Optical and Thermal Management of Phosphor-Converted LEDs

Phosphor conversion generates over 95% of the light source lumens and affects efficacy, spectral tuning and quality of Solid State Lighting (SSL) devices as much as the efficient generation of suitable primary light from the pumping semiconductor chips.  In SSL, a large number of applications such as low/mid-power distributed area illumination may not need the highest luminance sources that typically bring along most stringent requirements on materials, for example, as with high-brightness spotlights or automotive headlights. The cumulative efficiency of handling generated photons matters everywhere.  Basic properties of phosphors like refractive index and temperature-dependent quantum efficiency, in a series of physical processes and according to conditions surrounding the converter (for example optical scattering and reflection off of various interfaces, transmission and heat conductivity through materials), determine the overall amount of light being extracted and in use.  Modifying the light scattering, reflectance and transmission in different conversion media types and adding to it options for reducing the converter temperature has the cumulative effect that allows for optimizing the light generation process.
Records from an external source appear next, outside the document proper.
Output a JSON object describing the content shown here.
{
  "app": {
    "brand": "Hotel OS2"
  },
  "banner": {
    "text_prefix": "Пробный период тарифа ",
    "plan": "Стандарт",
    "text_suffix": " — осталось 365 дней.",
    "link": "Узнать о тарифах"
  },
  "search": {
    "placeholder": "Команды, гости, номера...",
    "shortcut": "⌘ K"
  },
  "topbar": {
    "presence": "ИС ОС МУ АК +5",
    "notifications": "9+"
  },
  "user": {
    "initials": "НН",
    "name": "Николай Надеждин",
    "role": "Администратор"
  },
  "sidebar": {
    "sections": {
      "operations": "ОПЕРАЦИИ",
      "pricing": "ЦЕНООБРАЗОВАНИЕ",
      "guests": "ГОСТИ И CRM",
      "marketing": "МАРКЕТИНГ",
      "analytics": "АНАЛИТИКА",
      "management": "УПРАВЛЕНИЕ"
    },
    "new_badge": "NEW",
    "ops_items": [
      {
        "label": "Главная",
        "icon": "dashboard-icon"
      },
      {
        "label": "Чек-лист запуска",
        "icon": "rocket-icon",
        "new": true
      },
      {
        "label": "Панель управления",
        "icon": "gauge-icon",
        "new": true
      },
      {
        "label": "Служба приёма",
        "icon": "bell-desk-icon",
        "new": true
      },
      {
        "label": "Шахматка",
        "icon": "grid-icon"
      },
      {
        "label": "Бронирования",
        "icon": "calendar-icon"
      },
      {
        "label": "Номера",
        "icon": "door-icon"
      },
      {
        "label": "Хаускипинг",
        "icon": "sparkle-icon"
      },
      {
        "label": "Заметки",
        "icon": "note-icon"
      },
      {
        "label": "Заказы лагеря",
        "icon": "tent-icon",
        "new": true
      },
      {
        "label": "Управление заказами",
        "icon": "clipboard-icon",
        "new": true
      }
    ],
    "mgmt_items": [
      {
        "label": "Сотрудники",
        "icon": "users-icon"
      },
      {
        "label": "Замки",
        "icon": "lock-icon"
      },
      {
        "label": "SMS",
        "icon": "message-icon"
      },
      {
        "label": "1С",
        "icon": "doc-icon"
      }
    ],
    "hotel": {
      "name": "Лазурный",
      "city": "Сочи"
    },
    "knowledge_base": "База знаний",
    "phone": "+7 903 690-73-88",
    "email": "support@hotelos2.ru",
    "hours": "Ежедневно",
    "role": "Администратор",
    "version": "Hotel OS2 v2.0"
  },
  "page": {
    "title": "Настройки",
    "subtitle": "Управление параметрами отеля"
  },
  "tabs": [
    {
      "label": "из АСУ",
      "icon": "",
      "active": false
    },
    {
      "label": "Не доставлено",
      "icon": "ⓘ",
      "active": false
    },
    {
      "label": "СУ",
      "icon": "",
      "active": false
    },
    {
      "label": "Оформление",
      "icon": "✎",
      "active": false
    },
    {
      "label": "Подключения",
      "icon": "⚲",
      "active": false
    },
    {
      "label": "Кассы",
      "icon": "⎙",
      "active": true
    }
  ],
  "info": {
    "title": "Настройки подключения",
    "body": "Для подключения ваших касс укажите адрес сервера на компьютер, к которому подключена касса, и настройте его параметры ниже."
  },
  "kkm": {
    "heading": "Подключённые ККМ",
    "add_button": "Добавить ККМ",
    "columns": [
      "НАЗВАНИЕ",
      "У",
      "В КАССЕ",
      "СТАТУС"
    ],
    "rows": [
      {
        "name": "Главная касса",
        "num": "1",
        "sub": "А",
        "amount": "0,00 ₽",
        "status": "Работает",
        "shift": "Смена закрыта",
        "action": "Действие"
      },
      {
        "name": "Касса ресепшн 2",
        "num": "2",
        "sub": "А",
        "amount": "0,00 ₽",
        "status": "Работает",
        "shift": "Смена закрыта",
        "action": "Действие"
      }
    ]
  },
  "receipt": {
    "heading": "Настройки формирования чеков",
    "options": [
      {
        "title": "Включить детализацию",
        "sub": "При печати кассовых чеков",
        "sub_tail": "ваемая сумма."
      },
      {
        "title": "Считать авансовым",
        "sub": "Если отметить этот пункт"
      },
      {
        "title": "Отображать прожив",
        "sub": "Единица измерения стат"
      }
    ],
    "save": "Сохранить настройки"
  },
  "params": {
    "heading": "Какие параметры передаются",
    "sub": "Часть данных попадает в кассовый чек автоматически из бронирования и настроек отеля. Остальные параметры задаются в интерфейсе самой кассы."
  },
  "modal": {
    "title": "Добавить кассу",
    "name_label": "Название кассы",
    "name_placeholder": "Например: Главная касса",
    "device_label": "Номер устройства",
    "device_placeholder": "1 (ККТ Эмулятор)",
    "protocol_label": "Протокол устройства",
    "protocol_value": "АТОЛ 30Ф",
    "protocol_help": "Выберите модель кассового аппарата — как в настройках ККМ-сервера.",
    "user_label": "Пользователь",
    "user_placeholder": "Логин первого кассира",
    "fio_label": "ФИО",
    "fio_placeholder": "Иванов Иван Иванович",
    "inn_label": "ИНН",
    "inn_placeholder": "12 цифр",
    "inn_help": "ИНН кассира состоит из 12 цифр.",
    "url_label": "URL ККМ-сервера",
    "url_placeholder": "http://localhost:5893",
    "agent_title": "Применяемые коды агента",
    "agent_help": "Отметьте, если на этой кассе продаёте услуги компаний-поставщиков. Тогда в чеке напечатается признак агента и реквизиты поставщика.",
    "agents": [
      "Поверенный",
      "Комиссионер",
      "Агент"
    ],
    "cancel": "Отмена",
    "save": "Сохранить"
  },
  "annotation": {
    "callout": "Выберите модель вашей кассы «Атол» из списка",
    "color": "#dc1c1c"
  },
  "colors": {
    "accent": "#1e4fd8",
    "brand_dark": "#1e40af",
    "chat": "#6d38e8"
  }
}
Crucial to the overall efficiency are losses both from light recycled back into the LED, from various reflective surfaces, and weak volume absorption, including self-absorption of the phosphor emission.  The influence of these factors will be demonstrated through examples of thermal-optical modeling and actual measurements on specific packaging configurations for a range of forward currents I_f.  For example, advantages gained through controlling the scattering in ceramics versus powder-in-silicone and using thermally conductive materials will be elaborated.  The gains can be realized in either efficacy or luminous flux.